Christian Huitema huitema at huitema.net
Mon Mar 29 20:44:00 EDT 2021


On 3/29/2021 8:42 AM, Phillip Hallam-Baker wrote:
> OK so what I need right now turns out to be a 64 bit block cipher.
>
> Relax: I am not using it for encryption.
>
> What I want is a means of permuting my 64 bit session ID so that I don't
> leak information. So the obvious way to do this is to use a block cipher
> with a key.
>
> The easiest way to do this is to simply use DES. It is more than capable of
> being used for this purpose.
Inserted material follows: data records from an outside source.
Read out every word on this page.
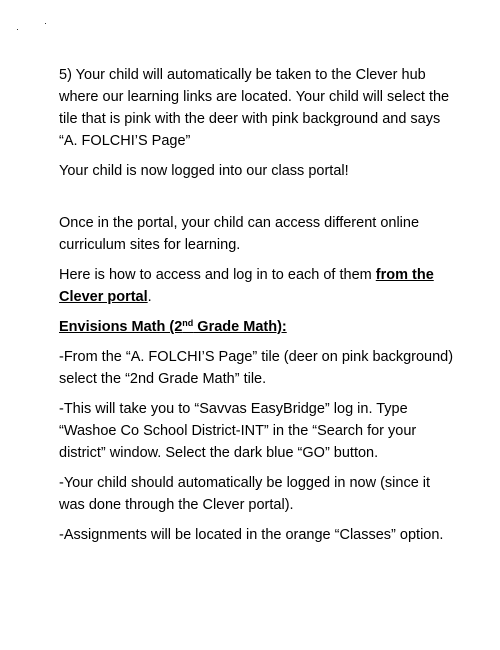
5) Your child will automatically be taken to the Clever hub where our learning links are located. Your child will select the tile that is pink with the deer with pink background and says “A. FOLCHI’S Page”

Your child is now logged into our class portal!

Once in the portal, your child can access different online curriculum sites for learning.

Here is how to access and log in to each of them from the Clever portal.

Envisions Math (2nd Grade Math):

-From the “A. FOLCHI’S Page” tile (deer on pink background) select the “2nd Grade Math” tile.

-This will take you to “Savvas EasyBridge” log in. Type “Washoe Co School District-INT” in the “Search for your district” window. Select the dark blue “GO” button.

-Your child should automatically be logged in now (since it was done through the Clever portal).

-Assignments will be located in the orange “Classes” option.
But then I have to explain to everyone why it
> is OK to use DES. So I could use 3DES but that is still icky and incurs the
> cost of auditing the implementation decision.
>
> Using DES is probably OK for now because this is an implementation issue,
> not a specification  issue. This is self-to-self so there isn't an interop
> constraint. But it would be nice to point to something principled.
>
>
> The simplest clean option is to write a very simple block cipher using a
> key derivation function to provide a schedule of XOR masks combined with n
> bit rotations. That would make it easy to create a permutation algorithm
> for an arbitrary length bit string.
>
> More generally, could take an existing block cipher that has a 32-bit
> rotate step and swap that out for an n bit rotate so that the data path is
> effectively narrowed to n bits.
>
> Question then is how many rounds? And to decide that I would need to define
> an attack mode.
>
> What I am trying to prevent here is leaking the sequence number so it is
> probably simplest to analyze it as a block encryption function but the
> security concern is much weaker.
>
> This process doesn't need to be at all quick because it can be done
> offline. And it might well be a good idea to make the algorithm a little
> slow on purpose just to make sure nobody tries to use it as a replacement
> for AES.

That exact same problem was solved in QUIC by using AES as a stream 
cipher. Sort of.

Assume the message is:

       <sequence_number><encrypted data>

What QUIC does, in a very simplified way, is pick a seed of 16 bytes of 
encrypted data bytes at a known position. Say, if your sequence number 
is 8 bytes, pick seed = bytes[8..23]. Encrypt that with AES to get 16 
bytes of "mask". Then take how many bytes you need (8 in your example) 
and XOR the sequence number with that.